42Eine Hinzurechnung hat allerdings insoweit gemäß § 1 Abs. 1 AStG zu erfolgen, als mit der Zinslosigkeit der vereinbarten Darlehn dem Fremdvergleichsgrundsatz widersprechende Vereinbarungen getroffen wurden. Der Hinzurechnungsbetrag für das Streitjahr beläuft sich nach den übereinstimmenden Berechnungen der Beteiligten auf 60.111,17 Euro.
43Die Berechnung des festzustellenden Gewinns obliegt dem Beklagten gemäß § 100 Abs. 2 Satz 2 FGO.

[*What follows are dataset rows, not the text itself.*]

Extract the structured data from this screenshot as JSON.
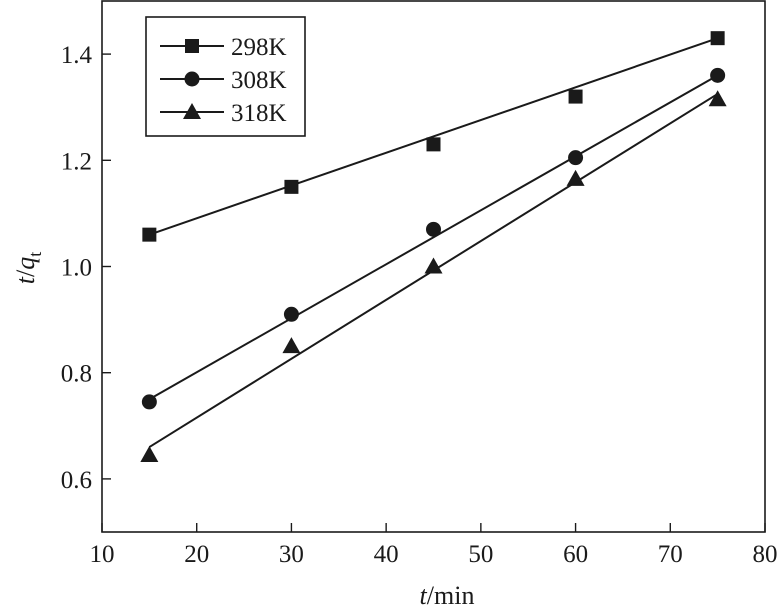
{
  "chart_data": {
    "type": "line",
    "xlabel": {
      "italic": "t",
      "rest": "/min"
    },
    "ylabel": {
      "italic": "t",
      "slash": "/",
      "q": "q",
      "sub": "t"
    },
    "xlim": [
      10,
      80
    ],
    "ylim": [
      0.5,
      1.5
    ],
    "x_ticks": [
      10,
      20,
      30,
      40,
      50,
      60,
      70,
      80
    ],
    "y_ticks": [
      0.6,
      0.8,
      1.0,
      1.2,
      1.4
    ],
    "x_tick_labels": [
      "10",
      "20",
      "30",
      "40",
      "50",
      "60",
      "70",
      "80"
    ],
    "y_tick_labels": [
      "0.6",
      "0.8",
      "1.0",
      "1.2",
      "1.4"
    ],
    "grid": false,
    "legend_position": "top-left",
    "x": [
      15,
      30,
      45,
      60,
      75
    ],
    "series": [
      {
        "name": "298K",
        "marker": "square",
        "values": [
          1.06,
          1.15,
          1.23,
          1.32,
          1.43
        ],
        "fit": [
          1.06,
          1.43
        ]
      },
      {
        "name": "308K",
        "marker": "circle",
        "values": [
          0.745,
          0.91,
          1.07,
          1.205,
          1.36
        ],
        "fit": [
          0.75,
          1.36
        ]
      },
      {
        "name": "318K",
        "marker": "triangle",
        "values": [
          0.645,
          0.85,
          1.0,
          1.165,
          1.315
        ],
        "fit": [
          0.66,
          1.325
        ]
      }
    ],
    "colors": {
      "ink": "#1a1a1a",
      "background": "#ffffff"
    }
  }
}
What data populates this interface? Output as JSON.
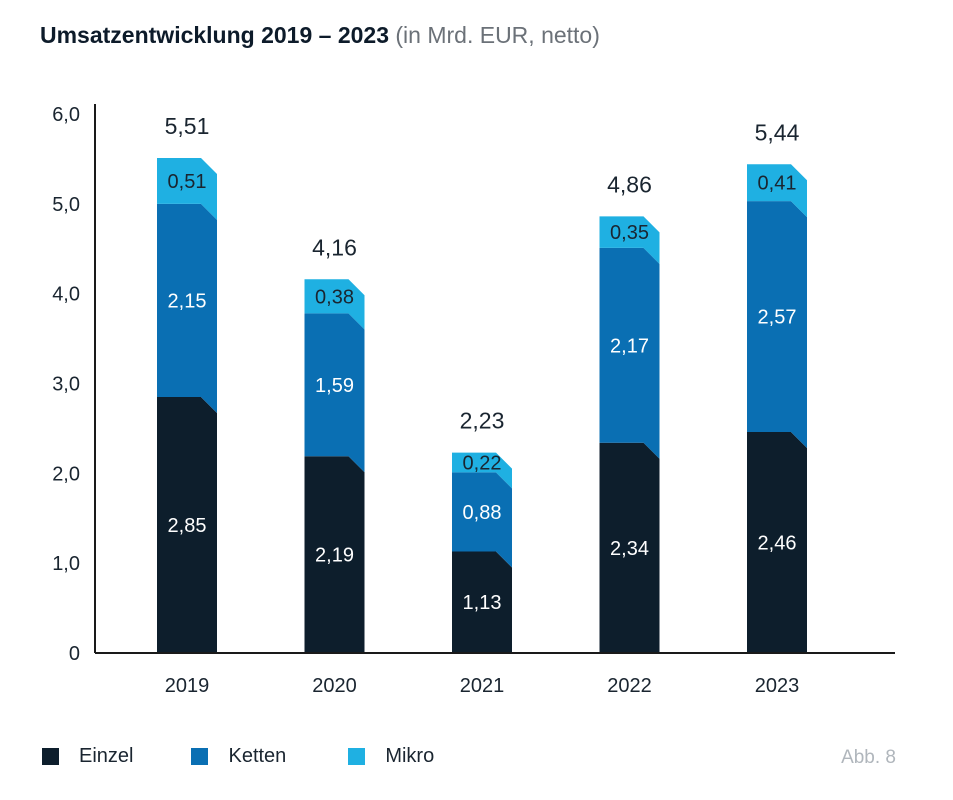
{
  "title": {
    "main": "Umsatzentwicklung 2019 – 2023",
    "sub": "(in Mrd. EUR, netto)"
  },
  "figure_label": "Abb. 8",
  "colors": {
    "Einzel": "#0d1e2c",
    "Ketten": "#0a6fb3",
    "Mikro": "#1fb0e2",
    "axis": "#1a1a1a",
    "label_dark": "#1a2530",
    "label_light": "#ffffff"
  },
  "chart_data": {
    "type": "bar",
    "stacked": true,
    "categories": [
      "2019",
      "2020",
      "2021",
      "2022",
      "2023"
    ],
    "series": [
      {
        "name": "Einzel",
        "values": [
          2.85,
          2.19,
          1.13,
          2.34,
          2.46
        ],
        "labels": [
          "2,85",
          "2,19",
          "1,13",
          "2,34",
          "2,46"
        ]
      },
      {
        "name": "Ketten",
        "values": [
          2.15,
          1.59,
          0.88,
          2.17,
          2.57
        ],
        "labels": [
          "2,15",
          "1,59",
          "0,88",
          "2,17",
          "2,57"
        ]
      },
      {
        "name": "Mikro",
        "values": [
          0.51,
          0.38,
          0.22,
          0.35,
          0.41
        ],
        "labels": [
          "0,51",
          "0,38",
          "0,22",
          "0,35",
          "0,41"
        ]
      }
    ],
    "totals": [
      5.51,
      4.16,
      2.23,
      4.86,
      5.44
    ],
    "total_labels": [
      "5,51",
      "4,16",
      "2,23",
      "4,86",
      "5,44"
    ],
    "ylim": [
      0,
      6.0
    ],
    "yticks": [
      0,
      1.0,
      2.0,
      3.0,
      4.0,
      5.0,
      6.0
    ],
    "ytick_labels": [
      "0",
      "1,0",
      "2,0",
      "3,0",
      "4,0",
      "5,0",
      "6,0"
    ],
    "xlabel": "",
    "ylabel": "",
    "grid": false,
    "legend_position": "bottom-left"
  }
}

44Die Kostenentscheidung beruht auf § 136 Abs. 1 Satz 3 FGO, die Entscheidung zur vorläufigen Vollstreckbarkeit auf §§ 151 Abs. 3, 155 FGO in Verbindung mit §§ 708 Nr. 10, 711 Zivilprozessordnung.
45Die Revision war weder wegen grundsätzlicher Bedeutung noch zur Fortbildung des Rechts zuzulassen (§ 115 Abs. 2 FGO). Die Entscheidung beruht auf der – auch im Bundessteuerblatt veröffentlichten – Rechtsprechung des Bundesfinanzhofs.